Back to the Future?

Posted on: 04/21/2014, by :

Last week’s announcement that Zebra Technologies had agreed to purchase the Motorola Solutions Enterprise Business was greeted by nearly everyone in the industry as a positive. Under Motorola’s leadership, the former “Symbol Technologies” business of scanners and handhelds had grown increasingly stale. Most surprising to industry old timers like myself, was market share gain in retail point of sale scanning market made by Datalogic and Honeywell in the last few years. The fact of the matter, though, is that the competition was simply making better scanners.

The same was becoming true in the rugged mobile computer space. Too many of Motorola’s legacy products had become technologically inferior and aesthetically obsolete. Other than half-hearted refreshes of the existing line, new products were almost non-existent. It had become clear that Motorola did not either understand or embrace the traditional mobility business space.

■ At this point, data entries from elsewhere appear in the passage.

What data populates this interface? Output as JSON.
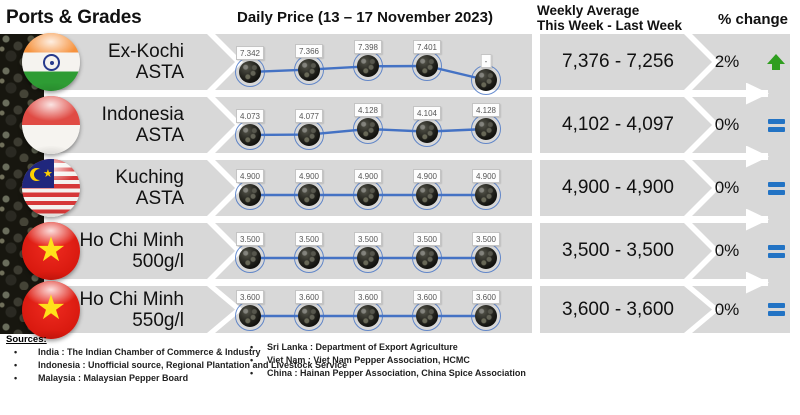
{
  "header": {
    "ports_grades": "Ports & Grades",
    "daily_price": "Daily Price (13 – 17 November 2023)",
    "weekly_line1": "Weekly Average",
    "weekly_line2": "This Week - Last Week",
    "pct_change": "% change"
  },
  "colors": {
    "band_gray": "#d8d8d8",
    "line_blue": "#4472c4",
    "up_green": "#2f9e1f",
    "flat_blue": "#2273c4"
  },
  "chart_data": {
    "type": "line",
    "title": "Daily Price (13 – 17 November 2023)",
    "points_per_series": 5,
    "series": [
      {
        "name": "Ex-Kochi ASTA",
        "values": [
          7342,
          7366,
          7398,
          7401,
          null
        ],
        "point_labels": [
          "7.342",
          "7.366",
          "7.398",
          "7.401",
          "-"
        ]
      },
      {
        "name": "Indonesia ASTA",
        "values": [
          4073,
          4077,
          4128,
          4104,
          4128
        ],
        "point_labels": [
          "4.073",
          "4.077",
          "4.128",
          "4.104",
          "4.128"
        ]
      },
      {
        "name": "Kuching ASTA",
        "values": [
          4900,
          4900,
          4900,
          4900,
          4900
        ],
        "point_labels": [
          "4.900",
          "4.900",
          "4.900",
          "4.900",
          "4.900"
        ]
      },
      {
        "name": "Ho Chi Minh 500g/l",
        "values": [
          3500,
          3500,
          3500,
          3500,
          3500
        ],
        "point_labels": [
          "3.500",
          "3.500",
          "3.500",
          "3.500",
          "3.500"
        ]
      },
      {
        "name": "Ho Chi Minh 550g/l",
        "values": [
          3600,
          3600,
          3600,
          3600,
          3600
        ],
        "point_labels": [
          "3.600",
          "3.600",
          "3.600",
          "3.600",
          "3.600"
        ]
      }
    ]
  },
  "rows": [
    {
      "flag": "india",
      "port": "Ex-Kochi",
      "grade": "ASTA",
      "weekly": "7,376 - 7,256",
      "change": "2%",
      "trend": "up"
    },
    {
      "flag": "indonesia",
      "port": "Indonesia",
      "grade": "ASTA",
      "weekly": "4,102 - 4,097",
      "change": "0%",
      "trend": "flat"
    },
    {
      "flag": "malaysia",
      "port": "Kuching",
      "grade": "ASTA",
      "weekly": "4,900 - 4,900",
      "change": "0%",
      "trend": "flat"
    },
    {
      "flag": "vietnam",
      "port": "Ho Chi Minh",
      "grade": "500g/l",
      "weekly": "3,500 - 3,500",
      "change": "0%",
      "trend": "flat"
    },
    {
      "flag": "vietnam",
      "port": "Ho Chi Minh",
      "grade": "550g/l",
      "weekly": "3,600 - 3,600",
      "change": "0%",
      "trend": "flat"
    }
  ],
  "sources": {
    "title": "Sources:",
    "left": [
      "India : The Indian Chamber of Commerce & Industry",
      "Indonesia : Unofficial source, Regional Plantation and Livestock Service",
      "Malaysia : Malaysian Pepper Board"
    ],
    "right": [
      "Sri Lanka : Department of Export Agriculture",
      "Viet Nam : Viet Nam Pepper Association, HCMC",
      "China : Hainan Pepper Association, China Spice Association"
    ]
  }
}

So what will new ownership bring?

First of all, combining the two companies will be an immense challenge.  This is, after all, a $1,000,000,000.00 company with 2,600 employees attempting to swallow a $2,700,000,000.00 company with 4,600 employees. Secondly, there is a huge gap between selling bar code printers and supplies and becoming an “industry leader in enterprise asset intelligence for the Connected Age”.  The product mix of the new Zebra will be extensive and complicated. Finding the right mix of go to market partners will be crucial. Also of concern: nearly the full acquisition cost will be financed.

Where will the money come from for the greatly needed product refresh?

The return of the Symbol brand is widely anticipated in the industry. However, it will be interesting to see how what the culture of the new company will be. A return to the ‘glory days’ of bar coding and data collection is simply not going to cut it. Hopefully, the Zebra/Symbol of the future looks like something we have never seen.